At a UNESCO/UNEVOC conference on the occasion of World Youth Skills Day, on 15 July, in Bonn, Cedefop Director James Calleja said that one of the key reasons vocational education and training (VET) is not attractive enough to young and older learners and workers is education and employment authorities’ fear to reform it and raise its profile.
By doing that, he added, VET will achieve higher visibility and recognition in the community and among key stakeholders.
Mr Calleja was addressing over 150 participants from UNESCO/UNEVOC Member States as well as key international players in technical vocational education and training (TVET).
Speakers proposed measures countries should take in TVET to place education and training at the core of the 2030 agenda for sustainable development. TVET has the potential to contribute to creating sustainable economies and societies by preparing youth and adults for employment, entrepreneurship and by promoting gender equality and social equity.

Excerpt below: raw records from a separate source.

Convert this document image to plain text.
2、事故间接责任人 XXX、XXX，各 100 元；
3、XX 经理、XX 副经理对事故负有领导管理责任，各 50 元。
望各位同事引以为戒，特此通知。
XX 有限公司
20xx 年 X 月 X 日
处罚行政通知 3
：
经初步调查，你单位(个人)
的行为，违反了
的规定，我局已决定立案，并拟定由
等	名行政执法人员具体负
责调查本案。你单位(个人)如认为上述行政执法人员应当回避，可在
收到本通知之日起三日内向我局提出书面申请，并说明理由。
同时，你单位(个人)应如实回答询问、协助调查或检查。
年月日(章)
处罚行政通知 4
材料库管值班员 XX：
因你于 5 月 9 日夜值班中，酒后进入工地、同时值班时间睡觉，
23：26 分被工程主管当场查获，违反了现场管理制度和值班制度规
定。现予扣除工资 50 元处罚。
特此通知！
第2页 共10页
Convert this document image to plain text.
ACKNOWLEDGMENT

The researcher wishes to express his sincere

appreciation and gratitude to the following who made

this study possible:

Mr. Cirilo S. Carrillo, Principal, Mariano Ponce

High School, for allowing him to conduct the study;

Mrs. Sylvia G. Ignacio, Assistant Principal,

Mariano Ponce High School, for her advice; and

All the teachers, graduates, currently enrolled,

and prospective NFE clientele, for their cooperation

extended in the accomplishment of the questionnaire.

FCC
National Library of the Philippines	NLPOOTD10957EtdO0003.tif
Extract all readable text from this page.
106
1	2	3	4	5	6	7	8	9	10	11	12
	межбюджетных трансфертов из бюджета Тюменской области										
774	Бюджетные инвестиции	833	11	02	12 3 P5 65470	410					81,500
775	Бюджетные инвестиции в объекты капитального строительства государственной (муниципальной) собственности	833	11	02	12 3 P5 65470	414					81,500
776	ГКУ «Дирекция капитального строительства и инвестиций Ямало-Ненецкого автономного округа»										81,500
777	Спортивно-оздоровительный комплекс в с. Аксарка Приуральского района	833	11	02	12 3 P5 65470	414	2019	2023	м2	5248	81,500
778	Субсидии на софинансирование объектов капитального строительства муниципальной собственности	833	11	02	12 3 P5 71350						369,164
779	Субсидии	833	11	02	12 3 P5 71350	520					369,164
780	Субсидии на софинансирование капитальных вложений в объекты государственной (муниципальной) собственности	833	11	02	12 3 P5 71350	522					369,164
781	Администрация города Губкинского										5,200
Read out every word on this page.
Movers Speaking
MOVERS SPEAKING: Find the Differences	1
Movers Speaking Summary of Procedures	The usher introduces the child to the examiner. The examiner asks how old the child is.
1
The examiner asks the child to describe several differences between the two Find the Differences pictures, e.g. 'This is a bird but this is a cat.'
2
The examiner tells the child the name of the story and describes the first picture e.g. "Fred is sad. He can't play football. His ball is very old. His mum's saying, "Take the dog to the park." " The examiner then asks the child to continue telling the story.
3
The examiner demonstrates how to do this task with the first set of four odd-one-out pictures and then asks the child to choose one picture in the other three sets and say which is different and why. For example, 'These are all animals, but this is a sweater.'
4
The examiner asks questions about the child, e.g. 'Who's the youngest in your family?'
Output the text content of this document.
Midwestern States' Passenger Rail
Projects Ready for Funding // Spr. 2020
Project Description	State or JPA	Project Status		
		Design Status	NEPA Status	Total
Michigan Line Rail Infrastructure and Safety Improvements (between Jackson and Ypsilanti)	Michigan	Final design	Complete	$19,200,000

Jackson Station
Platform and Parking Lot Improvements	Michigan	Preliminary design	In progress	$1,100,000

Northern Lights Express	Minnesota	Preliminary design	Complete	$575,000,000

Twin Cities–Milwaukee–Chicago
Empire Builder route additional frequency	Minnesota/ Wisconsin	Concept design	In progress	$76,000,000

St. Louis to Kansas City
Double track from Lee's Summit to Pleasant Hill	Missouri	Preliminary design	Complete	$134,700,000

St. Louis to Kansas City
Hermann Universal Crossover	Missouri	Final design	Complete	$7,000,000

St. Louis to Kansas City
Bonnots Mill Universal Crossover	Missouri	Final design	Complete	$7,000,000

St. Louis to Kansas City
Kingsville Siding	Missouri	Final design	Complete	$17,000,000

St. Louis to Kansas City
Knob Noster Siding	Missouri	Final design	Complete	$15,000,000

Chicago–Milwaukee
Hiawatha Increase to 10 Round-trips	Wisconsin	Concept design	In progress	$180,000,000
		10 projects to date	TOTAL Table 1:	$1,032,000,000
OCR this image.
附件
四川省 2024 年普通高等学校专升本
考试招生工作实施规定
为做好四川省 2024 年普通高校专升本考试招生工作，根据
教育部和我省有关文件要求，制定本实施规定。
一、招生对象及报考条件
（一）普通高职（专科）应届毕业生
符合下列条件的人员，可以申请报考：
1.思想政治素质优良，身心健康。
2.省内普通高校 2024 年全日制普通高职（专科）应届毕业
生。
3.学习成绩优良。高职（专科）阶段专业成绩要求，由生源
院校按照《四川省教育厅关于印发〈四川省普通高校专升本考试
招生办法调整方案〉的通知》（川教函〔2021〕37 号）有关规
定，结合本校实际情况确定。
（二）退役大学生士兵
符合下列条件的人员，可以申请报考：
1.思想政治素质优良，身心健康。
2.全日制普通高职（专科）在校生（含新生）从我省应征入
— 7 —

The Cedefop Director spoke about key factors preventing VET from achieving the attractiveness it deserves to inspire and empower youth through skills development.
Quality assurance issues topped his list followed by the often unresolved issue of permeability between higher education and VET, the negative sociocultural perceptions of VET, the fear to implement reform and increase its visibility, learning environments not showing young people in compulsory education the value of VET programmes, teacher training which requires more structural organisation, blinkered guidance and counselling for young adults, especially those who wish to take the VET learning pathway, poor job offers for persons with VET qualifications, disagreement at governance level on the complementarity between skills for life and skills for jobs, and failure to recognise informal and non-formal learning and assign credits that would enable VET mobility.
According to Mr Calleja, these factors add to VET’s unattractive profile even though several Member States are increasing skills competitions and media campaigns to encourage enterprises to invest in VET. European initiatives, policies and tools that strengthen VET provision are also on the increase.
A video message by UNESCO’s Director-General Irina Bokova opened the conference. Head of UNESCO/UNEVOC Shyamal Majumdar and UNESCO’S Director of policies and lifelong learning systems David Atchoarena spoke of the need to transform TVET systems for sustainable development linked to the 2030 sustainable development goals and UNESCO’s TVET strategy.
Other speakers included Cedefop’s Bureau Member Peter Thiele, UNESCO’S Director of lifelong learning institute Arne-Carlsen and Vice-President World Skills International Jos de Goey.